There’s a clean quantitative prediction too: if the weight decay coefficient is γ and the initial weight norm is w₀, generalization time scales as ln(w₀/wc)/γ. Halve the weight decay, double the grokking delay.

To test this, Liu, Michaud, and Tegmark used a teacher-student setup where a small “student” network learns to copy the outputs of a fixed, pre-trained “teacher.” This controlled environment let them manipulate every variable and watch exactly how the LU loss landscape governed training dynamics. Large initializations caused grokking. Small initializations caused fast generalization. Tuning regularization moved the network’s trajectory through the loss landscape exactly as predicted.

Why It Matters

With the LU mechanism in hand, the team induced grokking where nobody had seen it before. They deliberately inflated initialization weight norms and triggered grokking on MNIST image classification, IMDb sentiment analysis, and QM9 molecular property prediction. Real datasets, real architectures, full grokking, on demand.

They also ran the movie backward: for algorithmic datasets where grokking is normally dramatic, constraining the weight norm during training almost entirely eliminated the delay. Grokking isn’t inevitable. It’s a consequence of specific geometric conditions that can be engineered away.

The paper also explains why algorithmic tasks produce such extreme grokking compared to image classification. On image tasks, there is essentially one sweet spot, and the network’s internal representations don’t shift much as training progresses.
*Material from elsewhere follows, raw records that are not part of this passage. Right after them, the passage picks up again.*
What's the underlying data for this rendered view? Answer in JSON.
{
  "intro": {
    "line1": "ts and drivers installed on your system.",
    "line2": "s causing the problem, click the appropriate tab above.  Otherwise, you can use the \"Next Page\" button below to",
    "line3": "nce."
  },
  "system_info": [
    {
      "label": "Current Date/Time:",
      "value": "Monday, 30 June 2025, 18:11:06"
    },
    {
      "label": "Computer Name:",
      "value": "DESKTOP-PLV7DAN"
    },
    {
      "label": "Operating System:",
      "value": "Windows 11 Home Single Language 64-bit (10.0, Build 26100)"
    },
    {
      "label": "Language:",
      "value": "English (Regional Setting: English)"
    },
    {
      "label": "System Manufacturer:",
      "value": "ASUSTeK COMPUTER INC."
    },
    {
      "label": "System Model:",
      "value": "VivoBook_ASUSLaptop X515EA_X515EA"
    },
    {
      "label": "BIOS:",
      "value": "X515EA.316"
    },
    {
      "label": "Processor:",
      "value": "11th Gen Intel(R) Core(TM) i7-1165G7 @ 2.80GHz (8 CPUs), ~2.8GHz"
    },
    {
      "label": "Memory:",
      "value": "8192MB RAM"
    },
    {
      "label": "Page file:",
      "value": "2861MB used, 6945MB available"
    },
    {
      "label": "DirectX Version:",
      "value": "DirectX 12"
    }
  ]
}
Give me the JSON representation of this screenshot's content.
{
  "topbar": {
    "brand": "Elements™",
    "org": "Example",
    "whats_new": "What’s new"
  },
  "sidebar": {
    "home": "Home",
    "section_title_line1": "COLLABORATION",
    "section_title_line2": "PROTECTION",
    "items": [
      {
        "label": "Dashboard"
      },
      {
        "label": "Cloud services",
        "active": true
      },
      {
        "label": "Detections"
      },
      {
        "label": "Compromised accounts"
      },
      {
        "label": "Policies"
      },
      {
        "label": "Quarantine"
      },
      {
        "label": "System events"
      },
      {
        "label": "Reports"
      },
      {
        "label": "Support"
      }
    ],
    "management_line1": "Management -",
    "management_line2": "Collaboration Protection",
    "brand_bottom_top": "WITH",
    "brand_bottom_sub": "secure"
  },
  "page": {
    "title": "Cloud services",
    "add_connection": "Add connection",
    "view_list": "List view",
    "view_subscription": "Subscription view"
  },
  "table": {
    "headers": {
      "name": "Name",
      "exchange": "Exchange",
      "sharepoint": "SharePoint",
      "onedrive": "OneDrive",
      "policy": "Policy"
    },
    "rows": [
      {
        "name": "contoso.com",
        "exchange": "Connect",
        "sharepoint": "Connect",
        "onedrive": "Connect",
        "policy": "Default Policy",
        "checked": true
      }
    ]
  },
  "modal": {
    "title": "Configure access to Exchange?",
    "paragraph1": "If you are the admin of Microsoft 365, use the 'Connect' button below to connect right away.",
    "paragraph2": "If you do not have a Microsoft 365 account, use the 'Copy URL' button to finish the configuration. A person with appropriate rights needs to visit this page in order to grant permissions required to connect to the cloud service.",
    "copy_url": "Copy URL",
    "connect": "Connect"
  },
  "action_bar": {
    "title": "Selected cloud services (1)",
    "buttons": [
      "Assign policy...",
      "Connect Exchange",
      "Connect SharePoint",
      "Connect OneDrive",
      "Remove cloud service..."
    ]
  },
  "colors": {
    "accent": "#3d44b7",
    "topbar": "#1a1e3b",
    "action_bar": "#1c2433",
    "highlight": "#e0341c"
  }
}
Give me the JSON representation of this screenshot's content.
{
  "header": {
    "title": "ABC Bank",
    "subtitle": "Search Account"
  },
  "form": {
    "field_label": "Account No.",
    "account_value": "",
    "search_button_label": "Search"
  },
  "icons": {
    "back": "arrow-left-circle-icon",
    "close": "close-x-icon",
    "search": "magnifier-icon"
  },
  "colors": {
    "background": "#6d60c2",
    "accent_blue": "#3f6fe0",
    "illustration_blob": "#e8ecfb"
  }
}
Algorithmic tasks are different: they have two distinct zones, one for memorization-based representations and one for generalizing ones.

The generalizing zone sits at a smaller weight norm. A network starting at standard initialization overshoots it entirely, forcing regularization to work twice as hard. This raises a natural question for future work. Any task where generalizing representations require fundamentally different weight configurations than memorizing ones should be prone to severe grokking. Figuring out which tasks have this property, and how to train around it, is wide open.

Bottom Line: The LU mechanism provides a geometric explanation for grokking that works across domains. By extending it to images, text, and molecules, this work shows grokking is a universal feature of neural network training, not an algorithmic curiosity.